Question: In question 1, we are supposed to plot the error as a function of n. What is n? Is it the total number of symbols which we need to vary? Because the first line of the question says that n goes from 1 to 10.

Answer: n is the time index for the samples. I want you to plot the output of the matched filter sampled at time nT for all n. If there is no ISI, you should see that these are exactly the same as that of the data sequence that you transmitted and hence the error should be very small for all n (except at the edges because of poor truncation).

Question: In question 2, what is meant by "worst case" snr? Since we are taking an expectation of z_n, shouldn't the snr be deterministic given Tau and the pulse shape?

Answer: I agree this is a bit confusing. What I have defined in the write up should be seen as the average SNR where the average is over the ISI. However, the worst case SNR corresponds to the worst case Es/(N_0+z_n) over all $z_n$. Now the expectation over $z_n$ should not be there.

There is another subtle point which I missed. If the sampling time is off, then the desired signal component will also be affected and it will be multiplied by $sinc(\tau/T)$. To be exact we should take this in to account also. For the purpose of this homework, if you dont it is okay. But if it is not too much effort, please take this in to account as well.

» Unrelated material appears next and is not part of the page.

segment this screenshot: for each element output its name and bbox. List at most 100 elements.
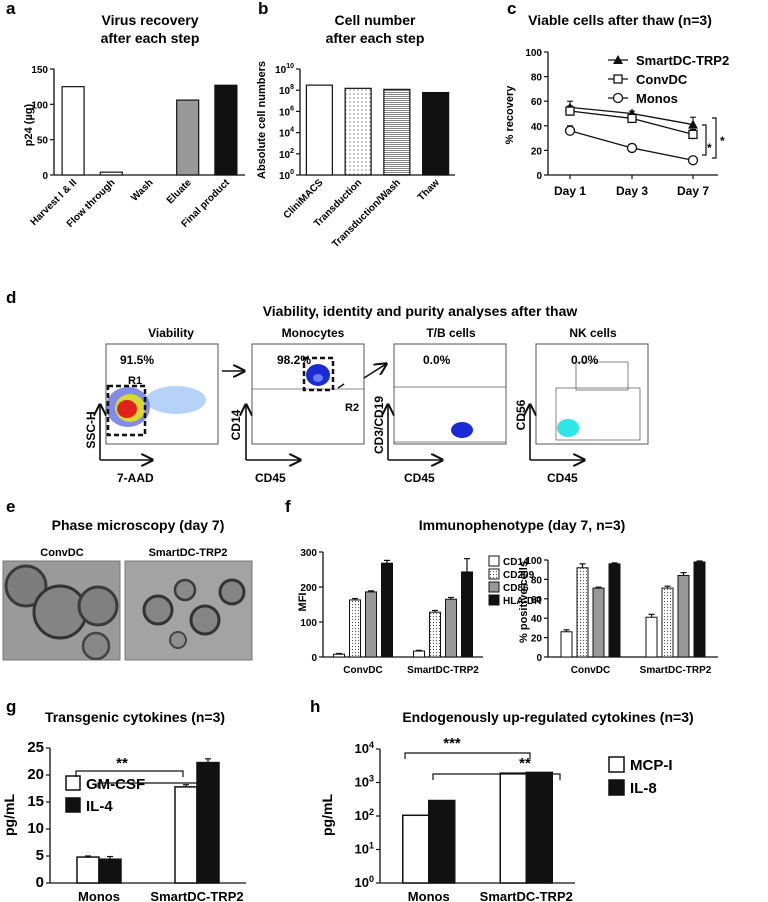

Question: How deeply are we supposed to answer question number 5? We could get as high or low level as we want to with this.

Answer: A high level description is enough, but it should be clear.

Question: In question 4 do we consider non-coherent noise too? As all the derivations seem to have been done considering the noise to be coherent?

Answer: What is the meaning of non-coherent noise and why does it matter? remember if $n$ is a complex Gaussian random variable with independent real and imaginary parts, then $e^{j\phi} n$ is also complex Gaussian with independent real and imaginary parts.

Question: In question 2 how many symbols are we sending in one sequence?

Answer: It doesnt matter, think about it.

Question: In question 2, when the pulse used is a sinc and the sampling is done at the correct time, I am still not able to get 0 ISI. Has anyone else faced the same issue? Any idea what might be the reason for this?

Question: In question 2, It was mentioned in the above questions that the worst case SNR corresponds to the worst case Es/(N_0+z_n) over all $z_n$. Is that true? think it should be Es/(N_0 + Z_n^2).

Questin: In problem 6, The second optimization problem is just the euclidian distance after the whitening filter which should be the optimum detector as the noise is white after the filter. Is that the required proof or what should we do?

Question: About problem 7, should we do it or not?